Анастасия Николаевна Сологуб-Чеботаревская умелым талантливым отбором раскрыла философскую суть и эмоциональную мощь любовного письма, его непреходящую ценность, когда в нем запечатлена живая, ищущая истины душа. В отборе этом живет и она сама — автор-составитель, собственная душа ее. В собранном ею томе большое, пожалуй, даже господствующее место занимают письма поэтов, особенно поэтов-романтиков, и письма женщин. Отдельные строки могут сегодня рассмешить чересчур рассудительного читателя, показаться инфантильными или банальными, удивить сентиментальностью. Удивляет даже сама техника обмена письмами. Поэт начала XIX века Иустин Кернер и его возлюбленная Рикеле не пересылали их по почте, а оставляли под камнем в старой, заброшенной капелле. Но то странное, возвышенно-невнятное, о чем он ей писал, пожалуй, и нельзя было передавать иначе: «…юноша относится к деве как звезда к цветку; неустанно плывет по небу звезда, сквозь облака и бури… Цветок тихо благоухает на родной почве…» Это бормотание сердца и надо было, наверное, укрыть под камнем, как укрывает под ним бормотание первый весенний ручей.

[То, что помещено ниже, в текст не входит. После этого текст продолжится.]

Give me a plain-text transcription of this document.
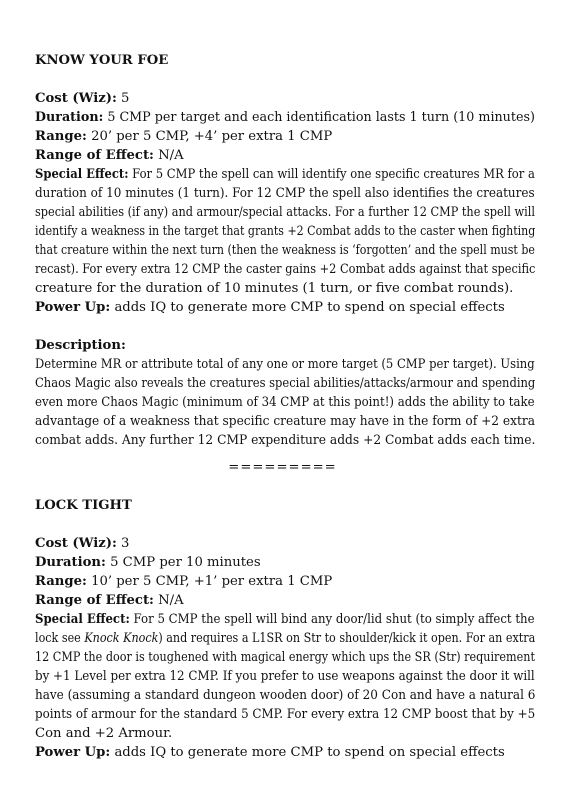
KNOW YOUR FOE
Cost (Wiz): 5
Duration: 5 CMP per target and each identification lasts 1 turn (10 minutes)
Range: 20’ per 5 CMP, +4’ per extra 1 CMP
Range of Effect: N/A
Special Effect: For 5 CMP the spell can will identify one specific creatures MR for a
duration of 10 minutes (1 turn). For 12 CMP the spell also identifies the creatures
special abilities (if any) and armour/special attacks. For a further 12 CMP the spell will
identify a weakness in the target that grants +2 Combat adds to the caster when fighting
that creature within the next turn (then the weakness is ‘forgotten’ and the spell must be
recast). For every extra 12 CMP the caster gains +2 Combat adds against that specific
creature for the duration of 10 minutes (1 turn, or five combat rounds).
Power Up: adds IQ to generate more CMP to spend on special effects
Description:
Determine MR or attribute total of any one or more target (5 CMP per target). Using
Chaos Magic also reveals the creatures special abilities/attacks/armour and spending
even more Chaos Magic (minimum of 34 CMP at this point!) adds the ability to take
advantage of a weakness that specific creature may have in the form of +2 extra
combat adds. Any further 12 CMP expenditure adds +2 Combat adds each time.
=========
LOCK TIGHT
Cost (Wiz): 3
Duration: 5 CMP per 10 minutes
Range: 10’ per 5 CMP, +1’ per extra 1 CMP
Range of Effect: N/A
Special Effect: For 5 CMP the spell will bind any door/lid shut (to simply affect the
lock see Knock Knock) and requires a L1SR on Str to shoulder/kick it open. For an extra
12 CMP the door is toughened with magical energy which ups the SR (Str) requirement
by +1 Level per extra 12 CMP. If you prefer to use weapons against the door it will
have (assuming a standard dungeon wooden door) of 20 Con and have a natural 6
points of armour for the standard 5 CMP. For every extra 12 CMP boost that by +5
Con and +2 Armour.
Power Up: adds IQ to generate more CMP to spend on special effects
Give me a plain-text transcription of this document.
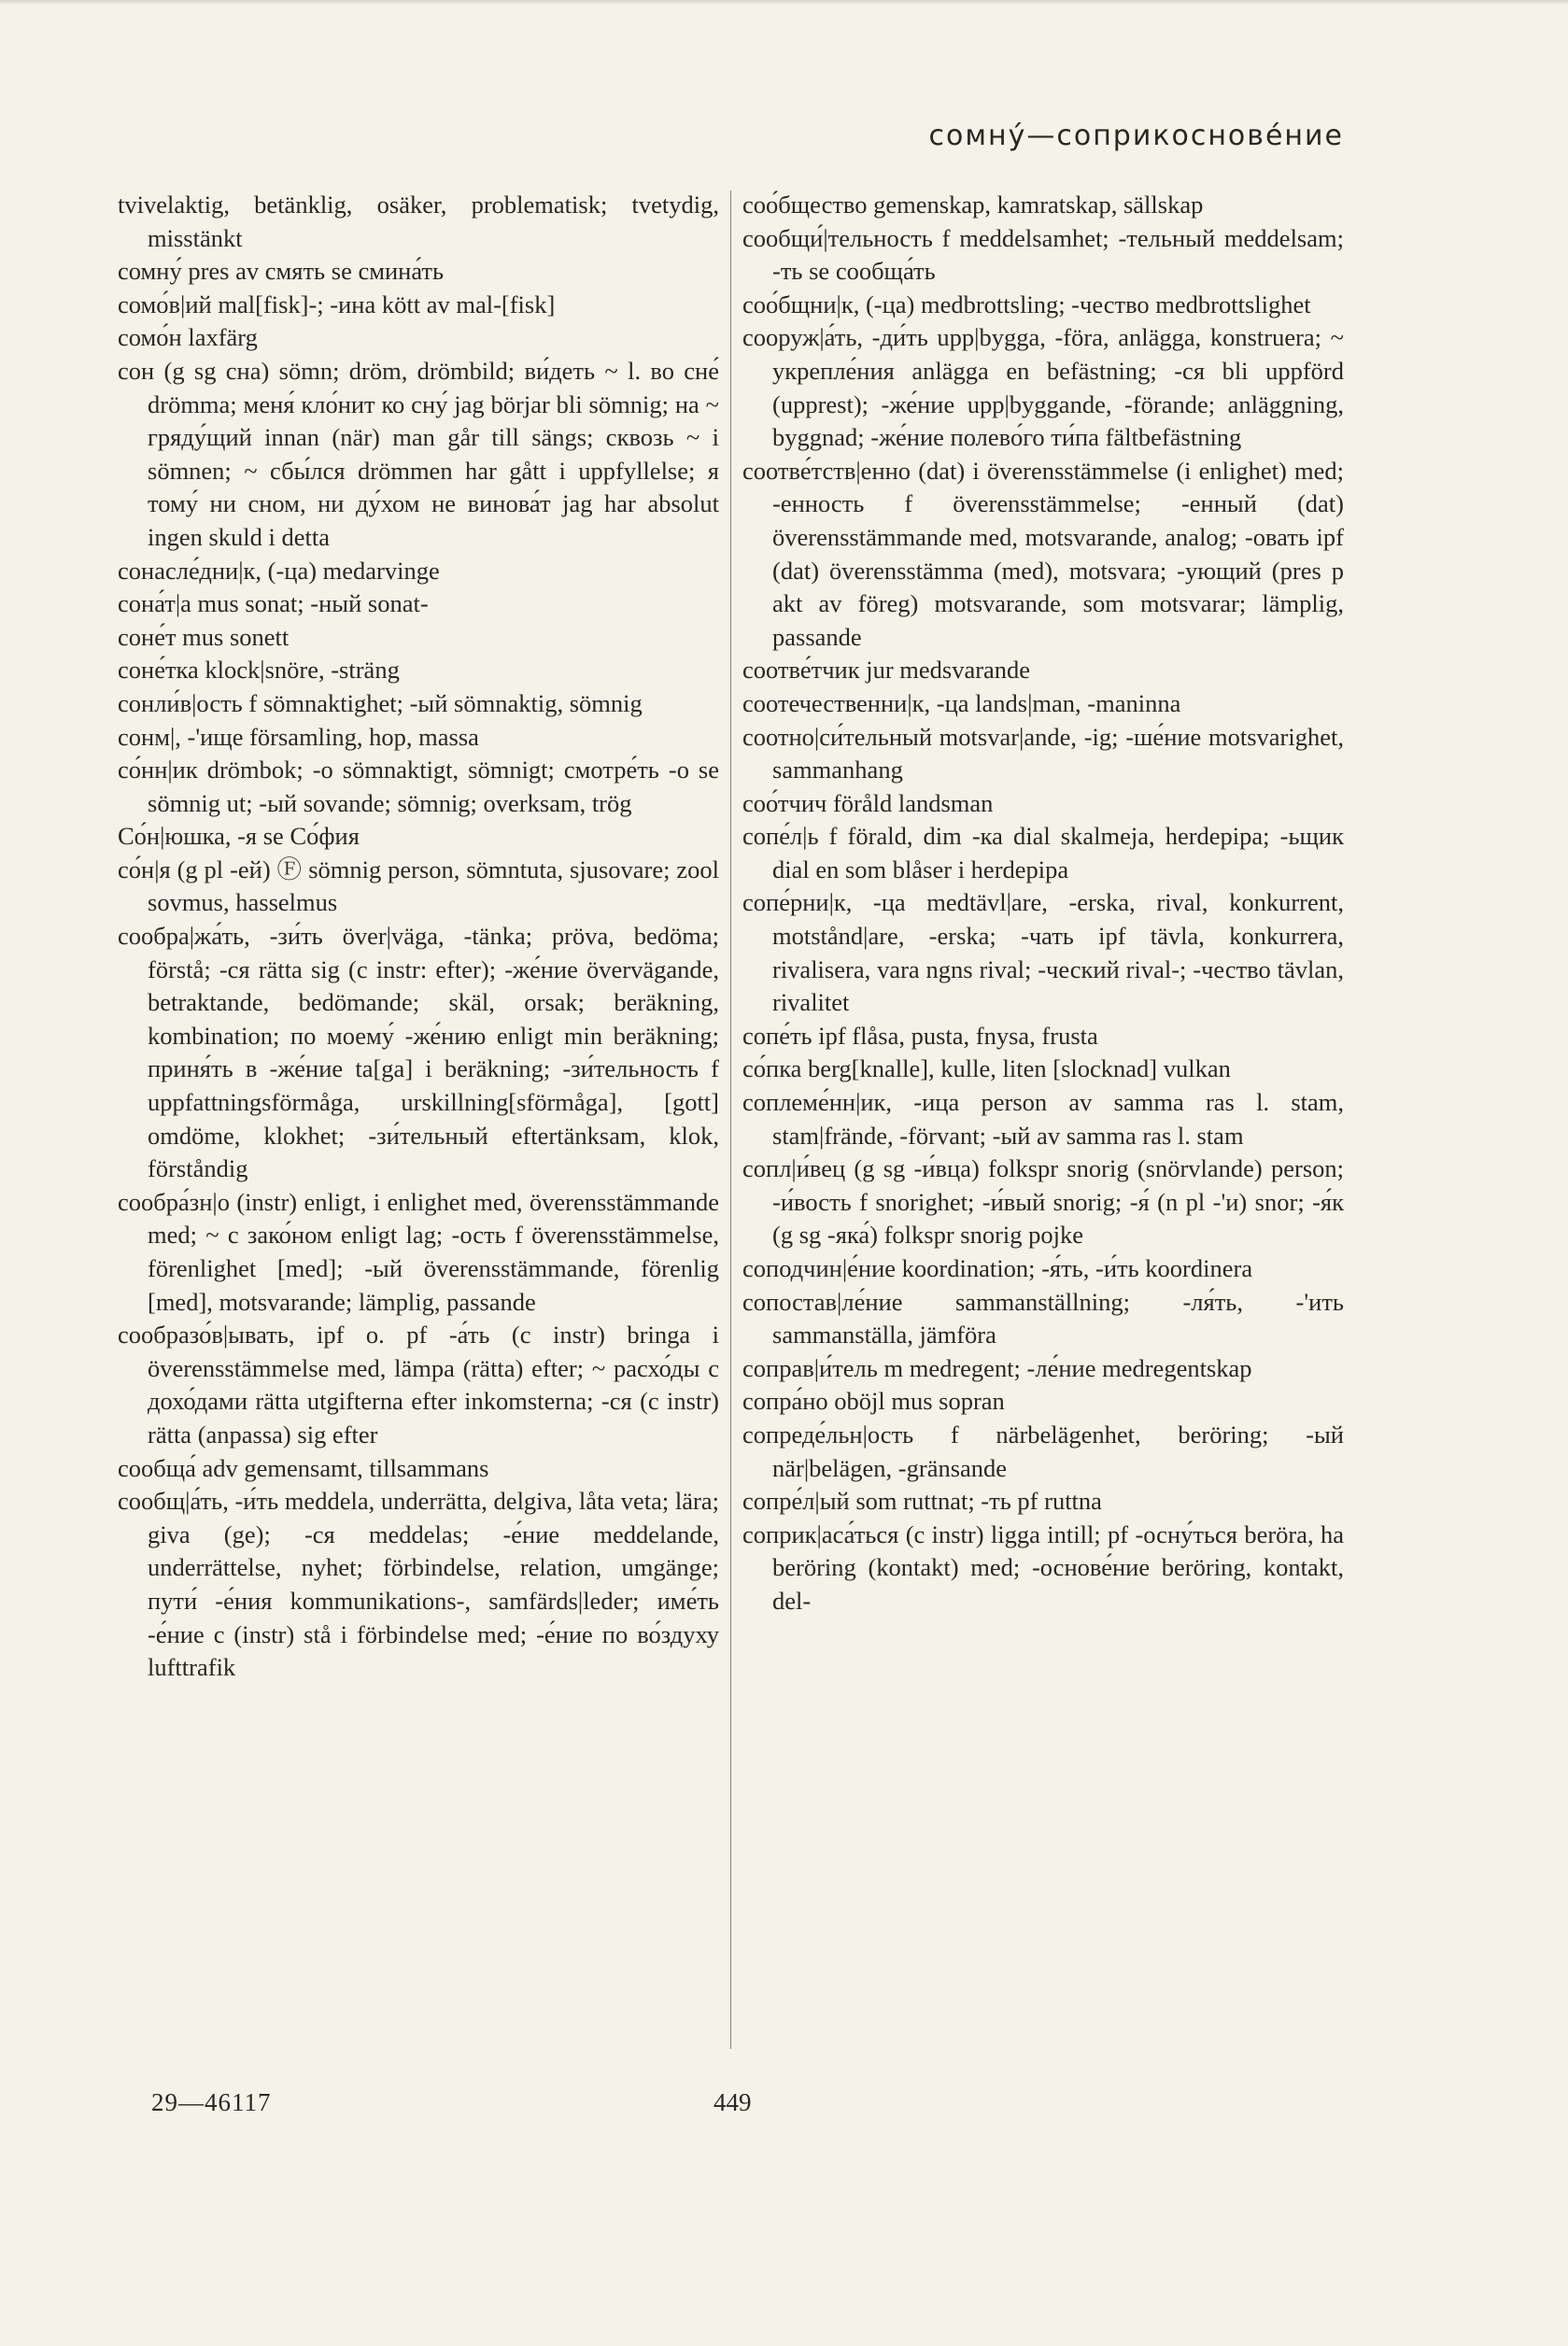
сомну́—соприкоснове́ние

tvivelaktig, betänklig, osäker, problematisk; tvetydig, misstänkt

сомну́ pres av смять se смина́ть

сомо́в|ий mal[fisk]-; -ина kött av mal-[fisk]

сомо́н laxfärg

сон (g sg сна) sömn; dröm, drömbild; ви́деть ~ l. во сне́ drömma; меня́ кло́нит ко сну́ jag börjar bli sömnig; на ~ гряду́щий innan (när) man går till sängs; сквозь ~ i sömnen; ~ сбы́лся drömmen har gått i uppfyllelse; я тому́ ни сном, ни ду́хом не винова́т jag har absolut ingen skuld i detta

сонасле́дни|к, (-ца) medarvinge

сона́т|а mus sonat; -ный sonat-

соне́т mus sonett

соне́тка klock|snöre, -sträng

сонли́в|ость f sömnaktighet; -ый sömnaktig, sömnig

сонм|, -'ище församling, hop, massa

со́нн|ик drömbok; -о sömnaktigt, sömnigt; смотре́ть -о se sömnig ut; -ый sovande; sömnig; overksam, trög

Со́н|юшка, -я se Со́фия

со́н|я (g pl -ей) Ⓕ sömnig person, sömntuta, sjusovare; zool sovmus, hasselmus

сообра|жа́ть, -зи́ть över|väga, -tänka; pröva, bedöma; förstå; -ся rätta sig (c instr: efter); -же́ние övervägande, betraktande, bedömande; skäl, orsak; beräkning, kombination; по моему́ -же́нию enligt min beräkning; приня́ть в -же́ние ta[ga] i beräkning; -зи́тельность f uppfattningsförmåga, urskillning[sförmåga], [gott] omdöme, klokhet; -зи́тельный eftertänksam, klok, förståndig

сообра́зн|о (instr) enligt, i enlighet med, överensstämmande med; ~ с зако́ном enligt lag; -ость f överensstämmelse, förenlighet [med]; -ый överensstämmande, förenlig [med], motsvarande; lämplig, passande

сообразо́в|ывать, ipf o. pf -а́ть (c instr) bringa i överensstämmelse med, lämpa (rätta) efter; ~ расхо́ды с дохо́дами rätta utgifterna efter inkomsterna; -ся (c instr) rätta (anpassa) sig efter

сообща́ adv gemensamt, tillsammans

сообщ|а́ть, -и́ть meddela, underrätta, delgiva, låta veta; lära; giva (ge); -ся meddelas; -е́ние meddelande, underrättelse, nyhet; förbindelse, relation, umgänge; пути́ -е́ния kommunikations-, samfärds|leder; име́ть -е́ние с (instr) stå i förbindelse med; -е́ние по во́здуху lufttrafik

соо́бщество gemenskap, kamratskap, sällskap

сообщи́|тельность f meddelsamhet; -тельный meddelsam; -ть se сообща́ть

соо́бщни|к, (-ца) medbrottsling; -чество medbrottslighet

сооруж|а́ть, -ди́ть upp|bygga, -föra, anlägga, konstruera; ~ укрепле́ния anlägga en befästning; -ся bli uppförd (upprest); -же́ние upp|byggande, -förande; anläggning, byggnad; -же́ние полево́го ти́па fältbefästning

соотве́тств|енно (dat) i överensstämmelse (i enlighet) med; -енность f överensstämmelse; -енный (dat) överensstämmande med, motsvarande, analog; -овать ipf (dat) överensstämma (med), motsvara; -ующий (pres p akt av föreg) motsvarande, som motsvarar; lämplig, passande

соотве́тчик jur medsvarande

соотечественни|к, -ца lands|man, -maninna

соотно|си́тельный motsvar|ande, -ig; -ше́ние motsvarighet, sammanhang

соо́тчич föråld landsman

сопе́л|ь f förald, dim -ка dial skalmeja, herdepipa; -ьщик dial en som blåser i herdepipa

сопе́рни|к, -ца medtävl|are, -erska, rival, konkurrent, motstånd|are, -erska; -чать ipf tävla, konkurrera, rivalisera, vara ngns rival; -ческий rival-; -чество tävlan, rivalitet

сопе́ть ipf flåsa, pusta, fnysa, frusta

со́пка berg[knalle], kulle, liten [slocknad] vulkan

соплеме́нн|ик, -ица person av samma ras l. stam, stam|frände, -förvant; -ый av samma ras l. stam

сопл|и́вец (g sg -и́вца) folkspr snorig (snörvlande) person; -и́вость f snorighet; -и́вый snorig; -я́ (n pl -'и) snor; -я́к (g sg -яка́) folkspr snorig pojke

соподчин|е́ние koordination; -я́ть, -и́ть koordinera

сопостав|ле́ние sammanställning; -ля́ть, -'ить sammanställa, jämföra

соправ|и́тель m medregent; -ле́ние medregentskap

сопра́но oböjl mus sopran

сопреде́льн|ость f närbelägenhet, beröring; -ый när|belägen, -gränsande

сопре́л|ый som ruttnat; -ть pf ruttna

соприк|аса́ться (c instr) ligga intill; pf -осну́ться beröra, ha beröring (kontakt) med; -основе́ние beröring, kontakt, del-

29—46117	449
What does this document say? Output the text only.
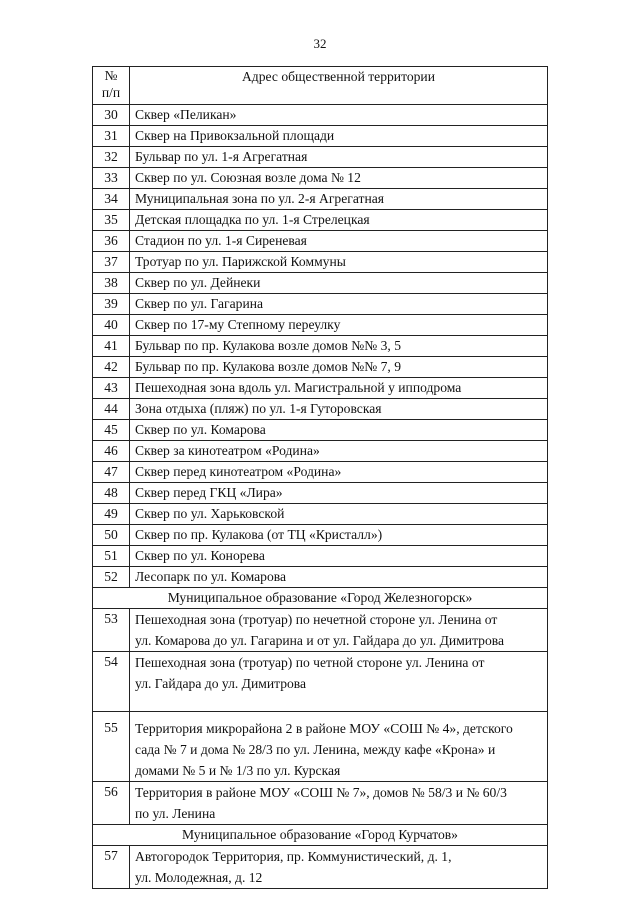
32
№
п/п	Адрес общественной территории
30	Сквер «Пеликан»
31	Сквер на Привокзальной площади
32	Бульвар по ул. 1-я Агрегатная
33	Сквер по ул. Союзная возле дома № 12
34	Муниципальная зона по ул. 2-я Агрегатная
35	Детская площадка по ул. 1-я Стрелецкая
36	Стадион по ул. 1-я Сиреневая
37	Тротуар по ул. Парижской Коммуны
38	Сквер по ул. Дейнеки
39	Сквер по ул. Гагарина
40	Сквер по 17-му Степному переулку
41	Бульвар по пр. Кулакова возле домов №№ 3, 5
42	Бульвар по пр. Кулакова возле домов №№ 7, 9
43	Пешеходная зона вдоль ул. Магистральной у ипподрома
44	Зона отдыха (пляж) по ул. 1-я Гуторовская
45	Сквер по ул. Комарова
46	Сквер за кинотеатром «Родина»
47	Сквер перед кинотеатром «Родина»
48	Сквер перед ГКЦ «Лира»
49	Сквер по ул. Харьковской
50	Сквер по пр. Кулакова (от ТЦ «Кристалл»)
51	Сквер по ул. Конорева
52	Лесопарк по ул. Комарова
Муниципальное образование «Город Железногорск»	
53	Пешеходная зона (тротуар) по нечетной стороне ул. Ленина от
ул. Комарова до ул. Гагарина и от ул. Гайдара до ул. Димитрова

54	Пешеходная зона (тротуар) по четной стороне ул. Ленина от
ул. Гайдара до ул. Димитрова

55	Территория микрорайона 2 в районе МОУ «СОШ № 4», детского
сада № 7 и дома № 28/3 по ул. Ленина, между кафе «Крона» и
домами № 5 и № 1/3 по ул. Курская

56	Территория в районе МОУ «СОШ № 7», домов № 58/3 и № 60/3
по ул. Ленина

Муниципальное образование «Город Курчатов»	
57	Автогородок Территория, пр. Коммунистический, д. 1,
ул. Молодежная, д. 12
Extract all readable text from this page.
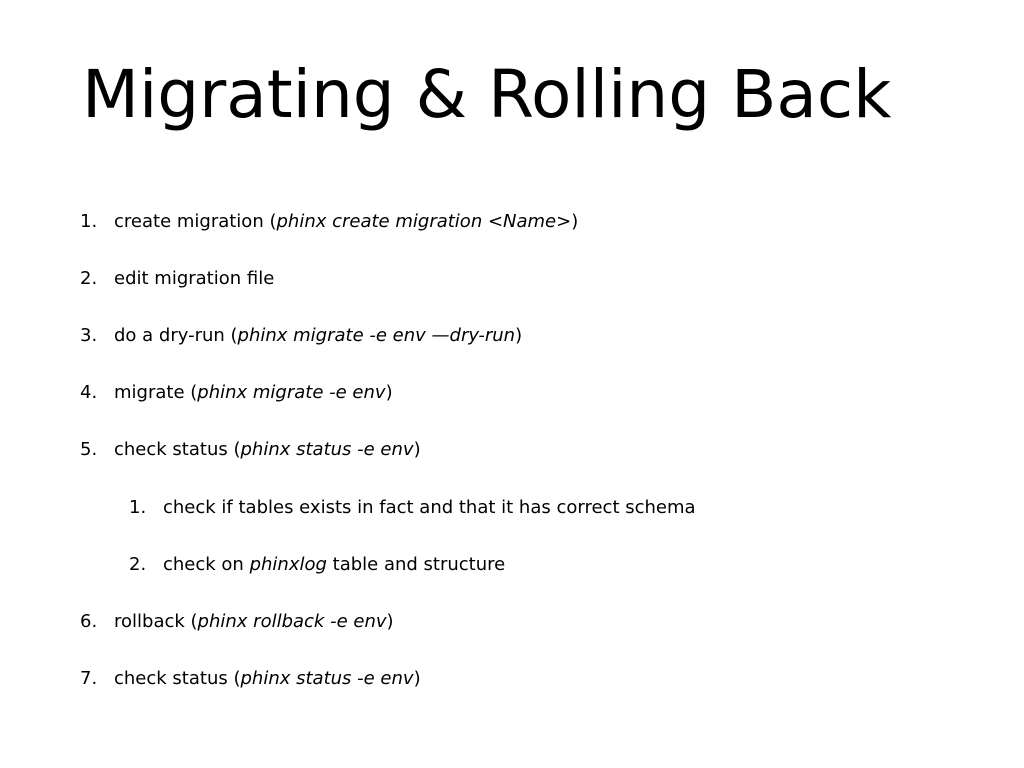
Migrating & Rolling Back
1. create migration (phinx create migration <Name>)
2. edit migration file
3. do a dry-run (phinx migrate -e env —dry-run)
4. migrate (phinx migrate -e env)
5. check status (phinx status -e env)
1. check if tables exists in fact and that it has correct schema
2. check on phinxlog table and structure
6. rollback (phinx rollback -e env)
7. check status (phinx status -e env)
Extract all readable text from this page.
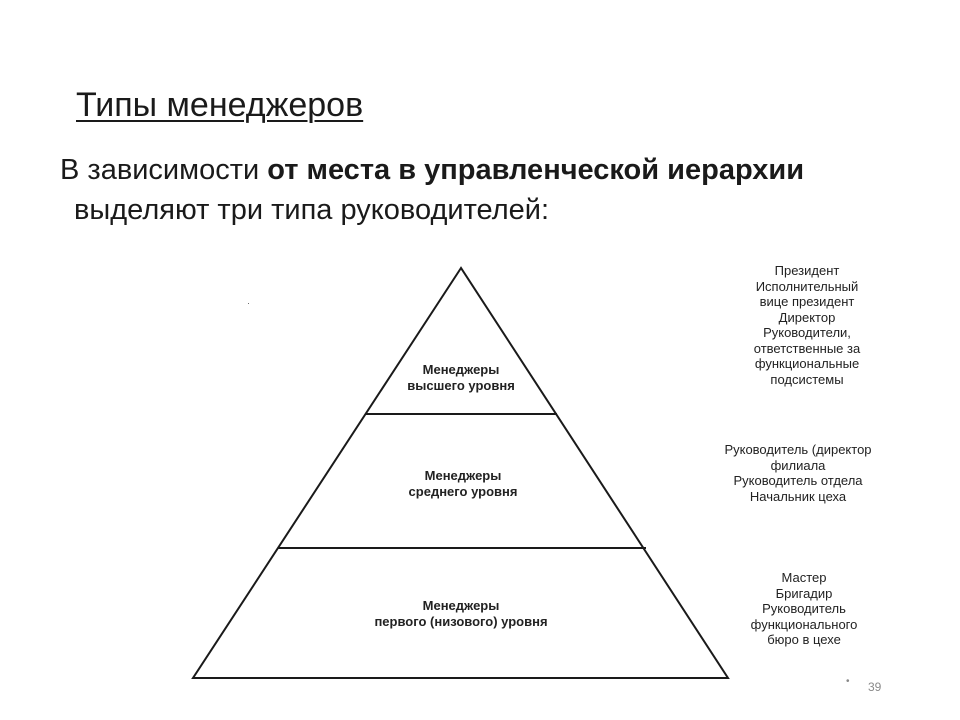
Типы менеджеров
В зависимости от места в управленческой иерархии
выделяют три типа руководителей:
·
Менеджеры
высшего уровня
Менеджеры
среднего уровня
Менеджеры
первого (низового) уровня
Президент
Исполнительный
вице президент
Директор
Руководители,
ответственные за
функциональные
подсистемы
Руководитель (директор
филиала
Руководитель отдела
Начальник цеха
Мастер
Бригадир
Руководитель
функционального
бюро в цехе
• 39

Можно улыбнуться сегодня, читая строки из писем поэта-романтика Ленау: «В прекрасных глазах, подобных твоим, как в пророческом иероглифе, является нам материя, из которой когда-нибудь будет создано наше вечное тело. Когда я умру, то уйду из этой жизни богатым, так как видел прекраснейшее… Слова, сказанные тобой сегодня вечером, как бальзам, пролились в мое сердце… Такие минуты наполняют сердце бурным избытком и счастья, и страдания, и оно, смущенное, не знает, исходить ли ему кровью или смеяться…» Можно, повторяю, улыбнуться, можно… Но тот, кто ощутит в ворохе слов этих, похожих на ворох старой, старой листвы, живое подлинное страдание — страдание, от которого даже умирают (что и доказал собственной судьбой поэт), устыдится желания улыбнуться. Увядает стиль, но не умирает боль.